Он заметил, что девушки перестали забрасывать его вопросами и вообще замолчали. Даже мистер Уитфелд, который не обращал внимания на болтовню, сосредоточив его на жареной картошке у себя в тарелке, замер с вилкой на полпути ко рту. Закери, обескураженный неожиданной тишиной, стал наконец есть.

– О! Простите.

Но прежде чем он начал жевать, какофония возобновилась:

– Лорд Закери, а как зовут вашу лошадь?

– Саграмор.

– Как рыцаря в легенде о короле Артуре?

– Да.

– А вашу собаку?

– Гарольд.

А старшая сестра все смотрела и смотрела на него и не принимала участия в общем разговоре.

– Лорд Зак…

– На что вы так смотрите, мисс Уитфелд? – В такой ситуации трудно научиться терпению. Но никто не скажет об этом Мельбурну.

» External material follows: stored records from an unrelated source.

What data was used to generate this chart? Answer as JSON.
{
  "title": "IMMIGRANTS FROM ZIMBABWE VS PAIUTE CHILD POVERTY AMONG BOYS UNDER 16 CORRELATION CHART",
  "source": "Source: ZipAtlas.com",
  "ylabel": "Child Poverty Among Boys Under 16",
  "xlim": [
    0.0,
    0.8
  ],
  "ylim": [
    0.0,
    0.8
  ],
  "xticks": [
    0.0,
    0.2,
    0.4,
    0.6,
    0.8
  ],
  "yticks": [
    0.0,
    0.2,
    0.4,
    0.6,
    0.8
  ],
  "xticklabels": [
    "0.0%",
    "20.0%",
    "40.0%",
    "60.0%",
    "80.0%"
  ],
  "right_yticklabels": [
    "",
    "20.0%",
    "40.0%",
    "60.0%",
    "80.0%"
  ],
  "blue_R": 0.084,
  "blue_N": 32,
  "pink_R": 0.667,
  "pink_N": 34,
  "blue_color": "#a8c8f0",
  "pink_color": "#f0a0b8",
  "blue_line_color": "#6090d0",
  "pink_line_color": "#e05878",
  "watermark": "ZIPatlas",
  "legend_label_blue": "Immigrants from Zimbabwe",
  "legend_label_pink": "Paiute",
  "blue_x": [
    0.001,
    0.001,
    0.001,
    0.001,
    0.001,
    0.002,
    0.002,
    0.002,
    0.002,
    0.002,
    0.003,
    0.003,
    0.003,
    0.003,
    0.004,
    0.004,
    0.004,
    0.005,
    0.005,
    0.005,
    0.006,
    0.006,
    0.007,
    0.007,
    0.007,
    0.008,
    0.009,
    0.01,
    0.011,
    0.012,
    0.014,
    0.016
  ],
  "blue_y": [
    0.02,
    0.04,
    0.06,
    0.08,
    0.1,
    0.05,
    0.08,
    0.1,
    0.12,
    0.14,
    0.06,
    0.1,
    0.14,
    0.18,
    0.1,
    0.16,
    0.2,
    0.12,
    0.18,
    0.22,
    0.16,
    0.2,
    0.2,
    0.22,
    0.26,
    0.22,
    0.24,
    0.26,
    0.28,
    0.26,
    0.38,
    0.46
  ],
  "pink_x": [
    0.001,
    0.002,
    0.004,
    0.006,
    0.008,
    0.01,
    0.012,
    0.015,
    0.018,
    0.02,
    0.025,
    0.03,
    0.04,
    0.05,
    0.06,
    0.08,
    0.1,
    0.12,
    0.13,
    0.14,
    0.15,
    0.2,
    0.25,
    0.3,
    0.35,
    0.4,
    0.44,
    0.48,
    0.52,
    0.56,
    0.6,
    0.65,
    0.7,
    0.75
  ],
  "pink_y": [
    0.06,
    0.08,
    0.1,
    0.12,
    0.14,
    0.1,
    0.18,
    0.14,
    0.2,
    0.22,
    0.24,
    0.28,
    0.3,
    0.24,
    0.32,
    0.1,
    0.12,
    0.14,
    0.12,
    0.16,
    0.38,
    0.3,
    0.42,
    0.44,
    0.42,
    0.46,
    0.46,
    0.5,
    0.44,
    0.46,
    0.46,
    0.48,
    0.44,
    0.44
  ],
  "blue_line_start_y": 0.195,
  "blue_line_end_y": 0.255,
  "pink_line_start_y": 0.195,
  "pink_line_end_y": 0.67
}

– На ваши уши, милорд, – ответила она совершенно серьезно.

– Мои… – Такого ответа он не ожидал. – Мои уши?

– Да, милорд.

Он украдкой так повернул нож, чтобы увидеть в отражении свои уши. Кажется, оба они были целы.

– А что такого интересного в моих ушах, позвольте спросить?

– Их форма.

Ему показалось, что ее губы дрогнули, но, возможно, это ему показалось. Теперь все остальные Уитфелды смотрели на его уши.

– Мне казалось, уши у всех более или менее одинаковы.

На сей раз он увидел, что в ее глазах промелькнул озорной огонек, а в уголках глаз появились морщинки.

– Нет, милорд. У вас особенные уши.

– Это верно, потому что старший брат часто таскал его за уши, чтобы Закери вел себя хорошо, – вставила тетя Тремейн.

– У меня самые обыкновенные уши, – заявил Закери.

– Я считаю, что у вас прелестные уши, – отважилась самая младшая из Уитфелдов.

– Нет, они не прелестные, а красивые, – поправила ее другая сестра.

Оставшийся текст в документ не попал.